Groundwork Ohio appreciates the bipartisan efforts in the Conference Committee to restore several critical investments in Ohio’s youngest children. Groundwork is also calling on Governor DeWine to utilize his veto authority to remove two harmful provisions to children that undermine their access to quality child care.

“We are appreciative of the Conference Committee’s recognition of the urgent need for child care and preschool by restoring $47 million of Senate cuts to the Governor and House’s proposed investments, ending state budget deliberations with $154 million in new investment for child care and preschool, $30 and $124 million respectively. This preschool investment is a strong commitment led by the Governor and bolstered by the House that will benefit more than 11,525 children. Unfortunately, the quality state-funded preschool and child care opportunities hang in the balance--and so we urge Governor DeWine to renew his commitment to quality care and ensure these new investments have the greatest return for children, families, and the State,” stated Shannon Jones, President & CEO.
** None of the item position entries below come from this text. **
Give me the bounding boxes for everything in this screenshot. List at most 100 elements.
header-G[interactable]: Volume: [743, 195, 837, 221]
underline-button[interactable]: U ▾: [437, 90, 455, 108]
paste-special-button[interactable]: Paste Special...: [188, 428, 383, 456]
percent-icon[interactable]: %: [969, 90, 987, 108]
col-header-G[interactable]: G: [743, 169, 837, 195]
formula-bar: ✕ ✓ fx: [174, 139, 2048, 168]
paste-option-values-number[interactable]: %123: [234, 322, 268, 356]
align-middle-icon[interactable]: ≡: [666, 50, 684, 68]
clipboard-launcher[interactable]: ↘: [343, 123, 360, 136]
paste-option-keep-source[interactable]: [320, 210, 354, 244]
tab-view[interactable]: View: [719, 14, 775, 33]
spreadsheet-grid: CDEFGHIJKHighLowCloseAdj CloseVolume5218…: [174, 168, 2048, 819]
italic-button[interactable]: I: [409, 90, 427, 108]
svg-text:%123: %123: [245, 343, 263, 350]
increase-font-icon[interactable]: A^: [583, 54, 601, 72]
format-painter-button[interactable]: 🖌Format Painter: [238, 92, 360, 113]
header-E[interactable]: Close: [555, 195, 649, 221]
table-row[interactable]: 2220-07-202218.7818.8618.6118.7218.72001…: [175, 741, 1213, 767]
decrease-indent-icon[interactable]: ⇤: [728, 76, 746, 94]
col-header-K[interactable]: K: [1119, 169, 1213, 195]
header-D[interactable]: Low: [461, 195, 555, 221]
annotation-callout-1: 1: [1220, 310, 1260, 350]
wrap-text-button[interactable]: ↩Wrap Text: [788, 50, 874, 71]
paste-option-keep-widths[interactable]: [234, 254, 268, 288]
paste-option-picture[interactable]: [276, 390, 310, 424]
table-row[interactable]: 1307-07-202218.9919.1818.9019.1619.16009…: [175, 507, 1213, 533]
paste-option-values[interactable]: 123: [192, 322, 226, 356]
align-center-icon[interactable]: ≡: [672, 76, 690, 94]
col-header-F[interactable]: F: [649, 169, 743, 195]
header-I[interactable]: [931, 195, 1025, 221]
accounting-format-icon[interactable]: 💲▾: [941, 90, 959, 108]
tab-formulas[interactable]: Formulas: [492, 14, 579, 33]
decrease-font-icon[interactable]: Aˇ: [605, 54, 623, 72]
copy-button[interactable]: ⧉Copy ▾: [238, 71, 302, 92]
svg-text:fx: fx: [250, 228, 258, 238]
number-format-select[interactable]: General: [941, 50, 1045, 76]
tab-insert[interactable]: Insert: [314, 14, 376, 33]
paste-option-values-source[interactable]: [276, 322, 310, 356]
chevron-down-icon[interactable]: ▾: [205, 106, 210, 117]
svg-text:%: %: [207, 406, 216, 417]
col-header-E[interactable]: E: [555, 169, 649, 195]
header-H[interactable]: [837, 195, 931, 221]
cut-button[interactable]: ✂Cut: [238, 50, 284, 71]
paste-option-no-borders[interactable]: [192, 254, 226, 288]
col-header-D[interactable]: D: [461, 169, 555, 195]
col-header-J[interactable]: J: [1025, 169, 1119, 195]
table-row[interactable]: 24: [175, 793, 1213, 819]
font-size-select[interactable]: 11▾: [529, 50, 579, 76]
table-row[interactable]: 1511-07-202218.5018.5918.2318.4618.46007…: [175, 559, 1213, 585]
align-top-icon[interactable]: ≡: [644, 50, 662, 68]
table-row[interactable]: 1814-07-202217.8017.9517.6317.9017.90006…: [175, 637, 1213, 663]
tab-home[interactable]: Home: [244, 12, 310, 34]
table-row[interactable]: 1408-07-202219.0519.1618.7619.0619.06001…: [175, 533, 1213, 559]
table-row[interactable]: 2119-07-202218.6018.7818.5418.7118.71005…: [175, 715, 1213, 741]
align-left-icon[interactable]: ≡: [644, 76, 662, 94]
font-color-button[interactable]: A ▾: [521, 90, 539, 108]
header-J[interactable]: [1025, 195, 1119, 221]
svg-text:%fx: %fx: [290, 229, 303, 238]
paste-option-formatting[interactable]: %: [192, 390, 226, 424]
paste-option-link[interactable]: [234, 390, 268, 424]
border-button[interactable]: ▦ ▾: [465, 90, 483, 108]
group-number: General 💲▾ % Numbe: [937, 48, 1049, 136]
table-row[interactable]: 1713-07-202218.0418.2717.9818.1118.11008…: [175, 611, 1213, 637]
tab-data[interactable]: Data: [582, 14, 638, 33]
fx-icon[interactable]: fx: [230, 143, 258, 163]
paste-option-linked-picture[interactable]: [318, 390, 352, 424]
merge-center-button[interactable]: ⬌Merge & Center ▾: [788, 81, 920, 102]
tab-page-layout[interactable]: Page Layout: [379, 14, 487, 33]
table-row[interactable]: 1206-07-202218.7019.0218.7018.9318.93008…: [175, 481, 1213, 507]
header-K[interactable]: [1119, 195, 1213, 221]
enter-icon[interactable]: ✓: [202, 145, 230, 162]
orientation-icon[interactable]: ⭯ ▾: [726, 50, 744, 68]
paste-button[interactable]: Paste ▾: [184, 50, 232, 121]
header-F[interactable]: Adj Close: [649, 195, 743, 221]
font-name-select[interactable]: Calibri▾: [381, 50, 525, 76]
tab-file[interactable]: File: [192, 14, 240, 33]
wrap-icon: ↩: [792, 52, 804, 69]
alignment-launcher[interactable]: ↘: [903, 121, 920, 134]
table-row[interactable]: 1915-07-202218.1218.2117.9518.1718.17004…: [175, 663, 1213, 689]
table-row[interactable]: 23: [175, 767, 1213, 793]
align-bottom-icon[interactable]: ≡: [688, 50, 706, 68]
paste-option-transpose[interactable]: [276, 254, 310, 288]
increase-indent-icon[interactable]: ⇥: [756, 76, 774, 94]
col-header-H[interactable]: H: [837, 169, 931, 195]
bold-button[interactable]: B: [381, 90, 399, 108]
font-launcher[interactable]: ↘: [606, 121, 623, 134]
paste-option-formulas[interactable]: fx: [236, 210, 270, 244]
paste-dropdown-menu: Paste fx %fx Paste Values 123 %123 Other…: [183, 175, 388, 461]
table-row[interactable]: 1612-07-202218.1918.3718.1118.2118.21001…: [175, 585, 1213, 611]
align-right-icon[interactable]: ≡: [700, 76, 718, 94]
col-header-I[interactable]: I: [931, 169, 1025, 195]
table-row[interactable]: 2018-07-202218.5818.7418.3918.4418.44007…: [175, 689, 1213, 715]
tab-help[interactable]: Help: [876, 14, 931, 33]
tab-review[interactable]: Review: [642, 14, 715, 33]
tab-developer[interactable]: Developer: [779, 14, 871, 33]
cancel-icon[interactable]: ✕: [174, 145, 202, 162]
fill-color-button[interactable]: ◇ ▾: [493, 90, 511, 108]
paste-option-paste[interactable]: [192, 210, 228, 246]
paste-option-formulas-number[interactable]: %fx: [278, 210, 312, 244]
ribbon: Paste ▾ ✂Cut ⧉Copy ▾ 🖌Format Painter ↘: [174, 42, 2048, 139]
New investments are not a sufficient downpayment on a future for Ohio’s child care system, as the state:

1) faces a massive cliff with the end of one-time federal funding,

2) serves no new children in publicly funded care, continuing to trail behind the rest of the nation as we only will now offer public support to a family of three making at or below $16.05 per hour when the average cost of infant care is well over $11,000 per year across the state, and;

3) fails to invest in the workforce behind the workforce who make on average $12.00 an hour.


Without intervention, research estimates project that 134,564 children in Ohio are expected to lose their child care and 2,111 Ohio child care programs will close as a result of the stabilization cliff as federal relief funds are spent down.


“We remain urgently concerned about our babies, toddlers, and their families. The stark reality is that Ohio’s child care system is no more stable with this budget today than yesterday, despite years of parents, professionals, and community leaders sounding the alarm—and the problem only gets worse."